Et si les Russes nous volaient les Mistral ?
Le lendemain de Noël, la France se réveille avec un énorme mystère à la une des journaux : cinq vedettes de combat sont sorties du port de Cherbourg où elles étaient construites sans que personne n'ait d'idée sur leur destination.
Qu'est-ce que c'est que cette affaire qui secoue le pays dans une période plutôt creuse ?
Pour comprendre, il faut revenir quelques années en arrière. En 1965, la France, et plus particulièrement les chantiers de Cherbourg de l'industriel Félix Amiot reçoivent une commande israëlienne pour douze vedettes de combat. Cela représente une aubaine pour l'économie locale, les chantiers de Cherbourg faisant vivre environs cinq mille personnes.
Toutefois, les évènements internationaux perturbent la livraison. En effet, en 1968 lorsque l'offensive israélienne sur l'aéroport de Beyrouth conduit De Gaulle à décider d'un embargo total, seules cinq vedettes ont été livrées sur les douze prévues dans le contrat. Sur les sept restantes, deux sont en exercice avec à leurs bords des marins israéliens tandis que les cinq restantes n'ont pas été achevées.
Les deux vedettes en exercice, situation dans laquelle se trouve d'ailleurs le Vladivostock aujourd'hui, profitent d'un essai en mer et du flou qui suit l'annonce de l'embargo pour quitter Cherbourg direction Israël.
Il en reste ainsi cinq, bloquées dans le port de Cherbourg. Toutefois, les équipages israéliens ne quittent pas la ville et très rapidement, avec la complicité du vice-amiral Bouillaut, préfet maritime, quittent l'arsenal pour venir mouiller dans le port de commerce.
Et il s'agit de fait de la première pierre d'un stratagème digne des meilleurs romans d'espionnage
Peu avant Noël 1969, en effet, une société norvégo-panamanéenne approche conjointement la France et Israël pour acheter les cinq vedettes devenues indésirables.

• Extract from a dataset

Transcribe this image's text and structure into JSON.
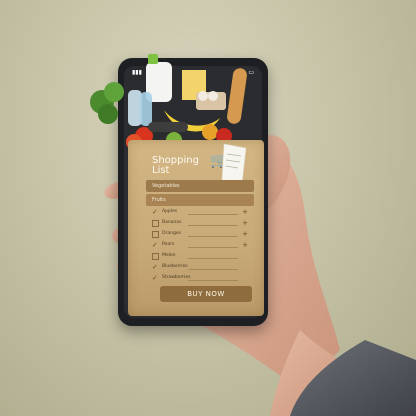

Autorisée par une commission, la vente est conclue et le soir de Noël, toutes les cinq quittent le port de Cherbourg.
Mais il y a un "mais"
Interrogé par les médias français, le porte parole du Ministre norvégien des Affaires Etrangères nie avoir connaissance de ladite société et les vedettes naviguent sans pavillon.
En réalité, les travaux de l'historien Justin Lecarpentier nous ont montré que cette prétendue société n'existe pas réellement. Il s'agit de fait de la seconde partie du stratagème piloté par le Mossad.
Quelques mois plus tôt, en effet, un homme d'affaires israélien proche du Mossad avait monté cette société dans le but de récupérer les vedettes. Et si l'on attend Noël pour les faire sortir du port c'est que, selon les mots de l'amiral israélien Mordechai Limon, chef de la mission d'achat en France, il s'agit d'une période creuse durant laquelle les moteurs pourront être allumés sans avertir les autorités.
Dans cette affaire, les Israéliens profitent de la complicité de Felix Amiot qui se trouve en outre être proche du milieu journalistique de la ville. En effet, il s'assure de la complicité des deux journaux principaux pour être certain que la disparition des vedettes ne fera pas la une du lendemain.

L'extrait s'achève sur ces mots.